# Game of Golf - Friday 27th August - The Els



## mikeyb (May 15, 2010)

Right the next game of golf is booked for Friday the 27th August.

2 tee times have been booked for 9.10am and 9.20am.

Its 225dhs per player. It includes buggys and unlimited balls on the range.

Please confirm your attendance here.

The Els Club Dubai


----------



## sdh080 (Jan 20, 2010)

mikeyb said:


> Right the next game of golf is booked for Friday the 27th August.
> 
> 2 tee times have been booked for 9.10am and 9.20am.
> 
> ...


Do they allow hackers on the course?!


----------



## mikeyb (May 15, 2010)

sdh080 said:


> Do they allow hackers on the course?!


Well they let me on, I can often be found hacking around the Desert or retrieving balls from the water.


----------



## sdh080 (Jan 20, 2010)

mikeyb said:


> Well they let me on, I can often be found hacking around the Desert or retrieving balls from the water.

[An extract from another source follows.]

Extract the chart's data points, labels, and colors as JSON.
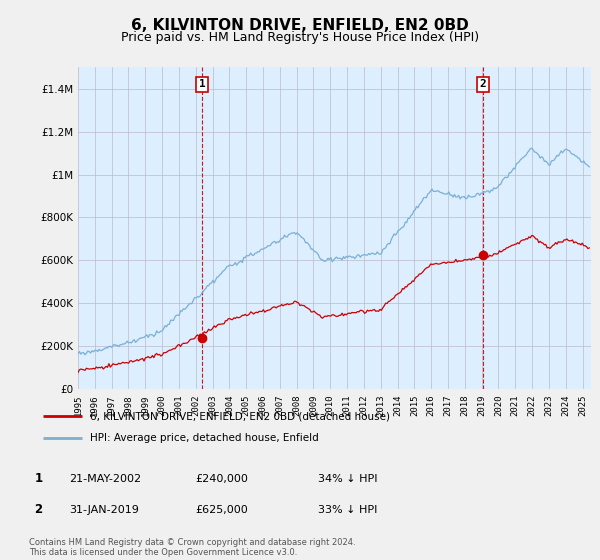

I've got football training again on Friday morning so everyone is safe from me hacking all over the course.


----------



## mikeyb (May 15, 2010)

Looks like we may have 5 already

If anyone else is interested please let me know

Thanks


----------



## skibanff (Mar 8, 2010)

*We Now have 7*



mikeyb said:


> Looks like we may have 5 already
> 
> If anyone else is interested please let me know
> 
> Thanks


Hi Mike
Just to make the comp feel international we now have an American and Irishman joining us so that makes 7 already with Scotts Friend!
Only one spot left


----------



## mikeyb (May 15, 2010)

skibanff said:


> Hi Mike
> Just to make the comp feel international we now have an American and Irishman joining us so that makes 7 already with Scotts Friend!
> Only one spot left


Great News skibanff:clap2: should be fun:clap2:

I have until Weds pm to confirm numbers so if anything changes please let me know asap.


----------



## mikeyb (May 15, 2010)

Now 6, as SPB cant make it.

So we have 2 free places if anyone fancies it.


----------



## skibanff (Mar 8, 2010)

I have one more so we are up to 7!


----------



## pamela0810 (Apr 5, 2010)

Hi guys, if you are doing an evening round of golf anytime within the next couple of weeks, may I please join you? I'll be a silent spectator and try not to get in the way.


----------



## mikeyb (May 15, 2010)

I have to finalise the numbers tomorrow, so if anyone else fancies it, let me know by lunchtime Weds.

Thanks


----------



## skibanff (Mar 8, 2010)

mikeyb said:


> I have to finalise the numbers tomorrow, so if anyone else fancies it, let me know by lunchtime Weds.
> 
> Thanks


We now have a problem down to 5 players now! No other interest from the forum?


----------